Ele então desvia seus olhos do diário e volta a olhar para dentro da caixa. Havia outro embrulho. Pega-o e vê que se trata de uma imagem, feita em metal, de Cristo crucificado. Era uma imagem muito bem feita e bastante conservada. Permitia que se visse com toda a perfeição a face de Jesus, seus ferimentos.... junto à imagem, havia dois imensos pregos, apresentando sinais da passagem do tempo. Por um instante, chega a se interrogar sobre como esses pregos foram parar ali; na certa, foram trazidos pelo missionário. Mas isso é o que menos importa.

Ficou durante muito tempo olhando para a imagem. Somente desviou seus olhos quando um dos nativos surgiu atrás dele. Deixando cair a imagem no chão, ele olha para o habitante do lugar.

O nativo, um dos homens mais idosos da ilha, rapidamente se aproxima e, num gesto ligeiro, apanha a imagem. Olha para ela com atenção.

Com o diário ainda na mão, ele pensa em fazer algum gesto para o nativo. Antes que possa esboçar qualquer movimento, ele se assusta ao ouvir o aborígene gritar palavras incompreensíveis. Em pouco tempo, dezenas de nativos se aproximam.

Apesar de conviver há tempos com aquela gente e nutrir por eles um grande afeto, ele se assusta. O idoso fala umas palavras para a multidão, apontando para ele e, ao mesmo tempo, mostrando a imagem de Cristo.

Ele sente medo. Acha que aquela gente se irritou com o fato dele haver mexido na caixa. Pensa em pedir desculpas, mas não consegue se mover diante do pavor.

Após um tempo que ele não sabe o quanto foi, percebe que os nativos não estavam irados, pois todos eles se ajoelharam. O idoso também, mas logo se levantou e ergueu o crucifixo para os céus. Olha sem parar para o seu rosto e para a imagem de Cristo, como se os estivesse comparando.

Depois, os demais nativos se levantaram. Foram até ele e o agarraram, dizendo expressões incompreensíveis. Levaram-no para longe dali.

Carregando um imenso pavor dentro de si, ele desmaia.

IV

Quando acorda, os pensamentos estão confusos em sua cabeça. Aos poucos vai retomando a consciência. Abre lentamente os olhos. Tenta se mexer, mas não consegue. Estão segurando seus braços e suas pernas. Seu pavor aumenta ainda mais quando ele vê que, enquanto alguns nativos o seguram, dois outros estão colocando os imensos pregos em seus pulsos e se preparando para bater com uma espécie de martelo improvisado feito de pedras.

Quando eles começam a bater, a dor é indescritível. Ele grita, berra, implora para que parem. Mas eles somente prosseguem, enquanto os demais nativos permanecem ajoelhados. Suas lágrimas caem.

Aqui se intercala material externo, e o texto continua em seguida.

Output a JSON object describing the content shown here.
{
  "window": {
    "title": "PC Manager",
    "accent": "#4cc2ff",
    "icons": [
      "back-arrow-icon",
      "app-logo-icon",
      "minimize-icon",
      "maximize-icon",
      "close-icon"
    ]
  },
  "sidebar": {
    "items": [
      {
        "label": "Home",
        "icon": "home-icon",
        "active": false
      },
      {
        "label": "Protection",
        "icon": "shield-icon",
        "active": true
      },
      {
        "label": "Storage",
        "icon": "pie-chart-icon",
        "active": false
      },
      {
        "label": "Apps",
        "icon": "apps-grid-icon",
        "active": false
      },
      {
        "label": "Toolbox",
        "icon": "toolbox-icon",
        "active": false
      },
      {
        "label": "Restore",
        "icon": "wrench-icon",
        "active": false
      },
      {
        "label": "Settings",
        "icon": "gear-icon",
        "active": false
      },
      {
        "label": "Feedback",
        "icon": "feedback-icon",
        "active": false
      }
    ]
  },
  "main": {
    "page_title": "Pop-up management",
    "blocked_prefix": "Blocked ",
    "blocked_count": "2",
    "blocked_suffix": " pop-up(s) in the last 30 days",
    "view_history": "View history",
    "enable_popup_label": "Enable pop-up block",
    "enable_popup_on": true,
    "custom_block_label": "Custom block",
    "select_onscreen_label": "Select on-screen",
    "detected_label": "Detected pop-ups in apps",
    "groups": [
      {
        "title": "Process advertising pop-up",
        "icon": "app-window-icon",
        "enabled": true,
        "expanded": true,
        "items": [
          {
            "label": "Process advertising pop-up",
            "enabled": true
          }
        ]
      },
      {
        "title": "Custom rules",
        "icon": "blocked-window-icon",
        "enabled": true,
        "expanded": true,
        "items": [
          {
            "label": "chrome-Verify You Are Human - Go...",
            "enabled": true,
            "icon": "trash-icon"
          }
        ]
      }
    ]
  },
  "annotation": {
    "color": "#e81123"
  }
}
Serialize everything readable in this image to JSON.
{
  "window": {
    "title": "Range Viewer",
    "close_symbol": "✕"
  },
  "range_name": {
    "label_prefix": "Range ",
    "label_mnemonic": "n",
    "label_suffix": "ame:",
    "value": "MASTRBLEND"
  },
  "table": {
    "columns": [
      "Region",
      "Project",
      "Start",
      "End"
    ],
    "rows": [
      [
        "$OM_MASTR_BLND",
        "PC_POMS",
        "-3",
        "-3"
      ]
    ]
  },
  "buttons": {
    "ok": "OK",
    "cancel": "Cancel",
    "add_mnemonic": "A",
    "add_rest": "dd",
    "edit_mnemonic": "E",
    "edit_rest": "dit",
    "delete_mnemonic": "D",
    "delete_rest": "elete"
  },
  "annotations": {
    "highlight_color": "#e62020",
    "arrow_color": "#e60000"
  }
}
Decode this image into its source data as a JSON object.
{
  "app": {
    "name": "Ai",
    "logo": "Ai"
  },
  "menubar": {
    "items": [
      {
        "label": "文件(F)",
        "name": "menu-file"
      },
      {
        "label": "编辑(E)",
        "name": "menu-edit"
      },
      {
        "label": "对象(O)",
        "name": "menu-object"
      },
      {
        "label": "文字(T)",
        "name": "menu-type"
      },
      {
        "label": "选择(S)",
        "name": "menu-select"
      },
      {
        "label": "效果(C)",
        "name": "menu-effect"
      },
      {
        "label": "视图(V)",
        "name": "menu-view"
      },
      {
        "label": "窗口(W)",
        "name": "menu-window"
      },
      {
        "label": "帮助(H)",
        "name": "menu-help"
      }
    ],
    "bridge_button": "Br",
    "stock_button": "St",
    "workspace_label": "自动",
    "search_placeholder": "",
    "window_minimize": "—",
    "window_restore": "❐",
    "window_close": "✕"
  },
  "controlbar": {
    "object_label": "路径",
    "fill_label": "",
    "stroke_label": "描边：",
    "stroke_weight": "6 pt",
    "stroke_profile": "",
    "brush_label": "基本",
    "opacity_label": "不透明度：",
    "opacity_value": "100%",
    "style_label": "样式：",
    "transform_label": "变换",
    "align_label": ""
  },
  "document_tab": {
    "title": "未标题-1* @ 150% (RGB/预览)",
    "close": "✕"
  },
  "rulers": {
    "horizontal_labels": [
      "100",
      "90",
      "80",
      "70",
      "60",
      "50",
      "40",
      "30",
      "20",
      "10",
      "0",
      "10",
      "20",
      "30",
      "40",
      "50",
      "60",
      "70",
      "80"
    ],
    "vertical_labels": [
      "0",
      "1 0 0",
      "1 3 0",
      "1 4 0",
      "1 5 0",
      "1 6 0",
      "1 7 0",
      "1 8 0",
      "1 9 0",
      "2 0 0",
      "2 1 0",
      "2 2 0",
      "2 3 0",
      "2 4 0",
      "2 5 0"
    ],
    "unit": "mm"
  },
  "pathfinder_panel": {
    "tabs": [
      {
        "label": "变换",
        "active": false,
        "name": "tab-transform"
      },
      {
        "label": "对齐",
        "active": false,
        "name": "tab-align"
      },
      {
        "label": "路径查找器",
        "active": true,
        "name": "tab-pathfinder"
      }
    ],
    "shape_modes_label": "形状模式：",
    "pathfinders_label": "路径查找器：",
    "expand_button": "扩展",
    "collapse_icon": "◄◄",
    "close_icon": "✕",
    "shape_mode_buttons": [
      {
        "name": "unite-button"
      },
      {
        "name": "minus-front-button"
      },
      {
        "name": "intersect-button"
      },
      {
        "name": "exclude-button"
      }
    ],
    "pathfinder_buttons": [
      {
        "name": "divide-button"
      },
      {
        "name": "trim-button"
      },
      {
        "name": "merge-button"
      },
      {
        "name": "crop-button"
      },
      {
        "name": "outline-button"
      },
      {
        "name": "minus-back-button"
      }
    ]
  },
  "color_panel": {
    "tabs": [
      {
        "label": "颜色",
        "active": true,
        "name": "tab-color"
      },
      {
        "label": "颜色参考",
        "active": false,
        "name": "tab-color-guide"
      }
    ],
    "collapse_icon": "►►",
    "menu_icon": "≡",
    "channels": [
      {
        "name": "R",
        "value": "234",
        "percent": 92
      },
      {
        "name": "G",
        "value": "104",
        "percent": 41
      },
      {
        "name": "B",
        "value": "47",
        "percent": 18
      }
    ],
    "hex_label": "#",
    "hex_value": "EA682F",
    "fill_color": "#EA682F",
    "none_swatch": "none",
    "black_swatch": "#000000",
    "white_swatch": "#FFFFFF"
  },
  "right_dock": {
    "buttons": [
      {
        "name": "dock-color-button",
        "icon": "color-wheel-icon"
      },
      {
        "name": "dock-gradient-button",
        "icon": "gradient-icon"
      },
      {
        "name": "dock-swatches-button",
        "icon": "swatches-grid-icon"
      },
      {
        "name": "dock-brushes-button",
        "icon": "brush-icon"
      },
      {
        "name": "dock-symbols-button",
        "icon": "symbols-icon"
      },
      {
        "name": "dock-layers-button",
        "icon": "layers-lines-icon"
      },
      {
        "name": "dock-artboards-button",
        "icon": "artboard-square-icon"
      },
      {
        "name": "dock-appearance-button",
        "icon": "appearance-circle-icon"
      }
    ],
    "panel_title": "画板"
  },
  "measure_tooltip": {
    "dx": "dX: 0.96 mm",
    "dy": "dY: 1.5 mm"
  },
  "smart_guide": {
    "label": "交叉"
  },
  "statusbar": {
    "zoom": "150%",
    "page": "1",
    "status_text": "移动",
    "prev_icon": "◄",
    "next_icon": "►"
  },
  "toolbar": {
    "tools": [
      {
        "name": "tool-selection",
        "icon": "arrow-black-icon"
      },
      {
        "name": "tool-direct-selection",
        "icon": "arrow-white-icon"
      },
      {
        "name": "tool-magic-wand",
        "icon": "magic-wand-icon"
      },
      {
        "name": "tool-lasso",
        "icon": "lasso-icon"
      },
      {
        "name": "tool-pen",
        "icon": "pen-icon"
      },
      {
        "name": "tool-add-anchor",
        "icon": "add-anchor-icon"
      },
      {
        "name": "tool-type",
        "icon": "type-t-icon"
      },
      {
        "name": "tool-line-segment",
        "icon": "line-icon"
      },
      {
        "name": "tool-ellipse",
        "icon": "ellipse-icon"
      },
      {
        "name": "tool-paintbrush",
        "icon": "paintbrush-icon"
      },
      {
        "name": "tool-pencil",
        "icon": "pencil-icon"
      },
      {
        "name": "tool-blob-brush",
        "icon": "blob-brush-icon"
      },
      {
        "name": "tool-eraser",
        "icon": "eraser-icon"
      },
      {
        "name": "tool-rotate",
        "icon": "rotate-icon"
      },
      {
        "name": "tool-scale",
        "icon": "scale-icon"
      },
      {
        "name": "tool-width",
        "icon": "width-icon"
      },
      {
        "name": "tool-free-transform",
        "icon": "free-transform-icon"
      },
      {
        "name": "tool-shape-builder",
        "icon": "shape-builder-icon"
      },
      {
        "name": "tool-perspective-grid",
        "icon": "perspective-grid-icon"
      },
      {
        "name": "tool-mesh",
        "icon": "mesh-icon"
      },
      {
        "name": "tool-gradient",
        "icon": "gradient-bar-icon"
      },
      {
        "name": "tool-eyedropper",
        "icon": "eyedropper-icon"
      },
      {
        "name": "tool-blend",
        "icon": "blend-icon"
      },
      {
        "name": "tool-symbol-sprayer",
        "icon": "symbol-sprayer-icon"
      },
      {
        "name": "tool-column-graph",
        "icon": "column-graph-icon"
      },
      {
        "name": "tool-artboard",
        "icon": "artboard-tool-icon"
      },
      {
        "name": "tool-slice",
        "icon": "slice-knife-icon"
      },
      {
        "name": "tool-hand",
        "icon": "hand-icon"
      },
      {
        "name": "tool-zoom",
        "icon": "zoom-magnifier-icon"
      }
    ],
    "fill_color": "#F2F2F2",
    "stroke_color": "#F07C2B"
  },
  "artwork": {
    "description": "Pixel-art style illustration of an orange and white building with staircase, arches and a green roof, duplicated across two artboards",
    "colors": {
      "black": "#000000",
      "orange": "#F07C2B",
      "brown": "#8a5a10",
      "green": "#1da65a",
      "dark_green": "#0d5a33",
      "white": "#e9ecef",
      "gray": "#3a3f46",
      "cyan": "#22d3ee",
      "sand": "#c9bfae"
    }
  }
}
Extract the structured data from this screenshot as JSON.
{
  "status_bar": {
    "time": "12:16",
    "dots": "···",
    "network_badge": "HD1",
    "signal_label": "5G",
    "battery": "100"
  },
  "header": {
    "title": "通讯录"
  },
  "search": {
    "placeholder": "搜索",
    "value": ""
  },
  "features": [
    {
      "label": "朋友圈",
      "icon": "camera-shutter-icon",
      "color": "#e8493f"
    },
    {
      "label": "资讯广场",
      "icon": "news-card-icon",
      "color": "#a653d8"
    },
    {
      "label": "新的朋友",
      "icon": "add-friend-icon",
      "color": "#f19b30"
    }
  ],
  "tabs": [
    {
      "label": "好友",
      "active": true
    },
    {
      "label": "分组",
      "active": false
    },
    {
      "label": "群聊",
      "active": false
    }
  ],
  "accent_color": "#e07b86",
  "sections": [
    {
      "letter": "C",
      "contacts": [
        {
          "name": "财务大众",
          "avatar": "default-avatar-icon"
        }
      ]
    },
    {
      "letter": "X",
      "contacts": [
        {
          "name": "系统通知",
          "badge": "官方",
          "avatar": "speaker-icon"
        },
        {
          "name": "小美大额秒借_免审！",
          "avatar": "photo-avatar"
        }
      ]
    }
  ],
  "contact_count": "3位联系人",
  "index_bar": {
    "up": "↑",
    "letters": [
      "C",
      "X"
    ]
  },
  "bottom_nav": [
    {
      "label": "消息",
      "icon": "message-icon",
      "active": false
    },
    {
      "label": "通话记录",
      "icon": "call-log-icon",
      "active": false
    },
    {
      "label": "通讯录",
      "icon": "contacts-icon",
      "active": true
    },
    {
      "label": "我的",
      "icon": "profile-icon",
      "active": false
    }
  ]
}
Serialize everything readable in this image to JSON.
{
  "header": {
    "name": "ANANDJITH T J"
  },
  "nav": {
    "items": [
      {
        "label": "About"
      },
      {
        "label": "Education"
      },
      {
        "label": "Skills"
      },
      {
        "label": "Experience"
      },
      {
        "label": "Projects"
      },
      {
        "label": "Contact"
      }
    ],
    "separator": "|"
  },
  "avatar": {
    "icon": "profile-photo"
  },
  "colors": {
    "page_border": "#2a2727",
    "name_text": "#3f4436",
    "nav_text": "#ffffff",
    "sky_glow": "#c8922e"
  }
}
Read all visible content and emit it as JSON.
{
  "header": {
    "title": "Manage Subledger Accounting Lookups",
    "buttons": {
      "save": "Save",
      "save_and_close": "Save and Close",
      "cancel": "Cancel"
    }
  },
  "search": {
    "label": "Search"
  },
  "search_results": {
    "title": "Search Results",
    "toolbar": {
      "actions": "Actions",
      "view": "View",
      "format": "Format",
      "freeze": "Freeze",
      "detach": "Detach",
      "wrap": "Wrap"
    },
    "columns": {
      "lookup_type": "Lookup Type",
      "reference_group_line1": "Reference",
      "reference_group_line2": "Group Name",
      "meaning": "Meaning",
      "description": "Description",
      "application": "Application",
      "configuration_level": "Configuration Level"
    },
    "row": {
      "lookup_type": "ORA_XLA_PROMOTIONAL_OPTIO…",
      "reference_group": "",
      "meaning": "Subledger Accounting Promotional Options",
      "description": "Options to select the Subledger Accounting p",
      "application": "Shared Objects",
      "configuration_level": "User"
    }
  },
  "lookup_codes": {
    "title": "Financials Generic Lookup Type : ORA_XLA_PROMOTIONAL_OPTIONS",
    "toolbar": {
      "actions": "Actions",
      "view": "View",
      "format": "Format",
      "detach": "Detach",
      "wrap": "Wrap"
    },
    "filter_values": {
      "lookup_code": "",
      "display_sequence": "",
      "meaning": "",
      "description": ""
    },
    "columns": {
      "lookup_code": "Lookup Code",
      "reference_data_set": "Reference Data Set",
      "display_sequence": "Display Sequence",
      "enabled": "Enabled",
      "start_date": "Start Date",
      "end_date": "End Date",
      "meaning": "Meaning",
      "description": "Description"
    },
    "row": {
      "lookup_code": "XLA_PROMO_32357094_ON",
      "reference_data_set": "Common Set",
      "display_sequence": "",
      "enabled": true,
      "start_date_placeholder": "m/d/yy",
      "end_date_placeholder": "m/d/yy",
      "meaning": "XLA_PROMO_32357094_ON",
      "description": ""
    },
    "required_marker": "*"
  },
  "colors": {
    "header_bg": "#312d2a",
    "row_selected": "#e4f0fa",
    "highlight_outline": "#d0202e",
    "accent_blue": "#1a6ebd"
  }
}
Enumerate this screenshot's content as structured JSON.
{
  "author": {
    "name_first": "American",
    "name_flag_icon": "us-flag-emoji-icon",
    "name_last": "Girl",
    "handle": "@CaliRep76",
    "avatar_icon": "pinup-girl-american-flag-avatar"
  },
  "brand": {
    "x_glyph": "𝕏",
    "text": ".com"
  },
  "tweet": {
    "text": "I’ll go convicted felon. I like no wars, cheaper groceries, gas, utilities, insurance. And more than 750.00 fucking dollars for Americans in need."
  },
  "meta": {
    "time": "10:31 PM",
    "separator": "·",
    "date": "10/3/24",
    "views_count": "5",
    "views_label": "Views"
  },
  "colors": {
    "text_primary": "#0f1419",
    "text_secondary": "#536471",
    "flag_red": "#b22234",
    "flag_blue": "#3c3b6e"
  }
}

Após terminarem de pregá-lo à cruz (que fora feita rapidamente enquanto ele estava desmaiado), os nativos encarregados pela crucificação alisam sua barba. Olham para seu rosto contorcido e não param de compará-lo à imagem de Cristo que o aborígine mais idoso carrega nas mãos. A semelhança chegava a ser assustadora, inclusive na expressão de dor.

Aos poucos, ele foi erguido.

Agora está ali, crucificado e chorando, enquanto seu sangue vai aos poucos caindo. Aos seus pés, os habitantes da ilha seguem ajoelhados, enquanto ele grita, implorando para ser tirado dali. Inutilmente, ele diz que não é Cristo, que não é um deus.... grita, em meio aos berros e soluços, que é apenas um homem.

Qualquer pensamento é inútil, até mesmo a ideia de que, se ele tivesse tido meios para raspar a barba e cortar os cabelos antes de encontrar aquela caixa de metal, isso talvez não acontecesse. Mas não adianta pensar, não adianta falar, não adianta chorar.

Os nativos não o escutam, não ouvem seus pensamentos. Apenas ficam ali, adorando aquele deus de carne.... o deus de carne que o missionário disse que um dia voltaria ao mundo. Para eles, esse dia chegou. O dia mais aguardado por eles.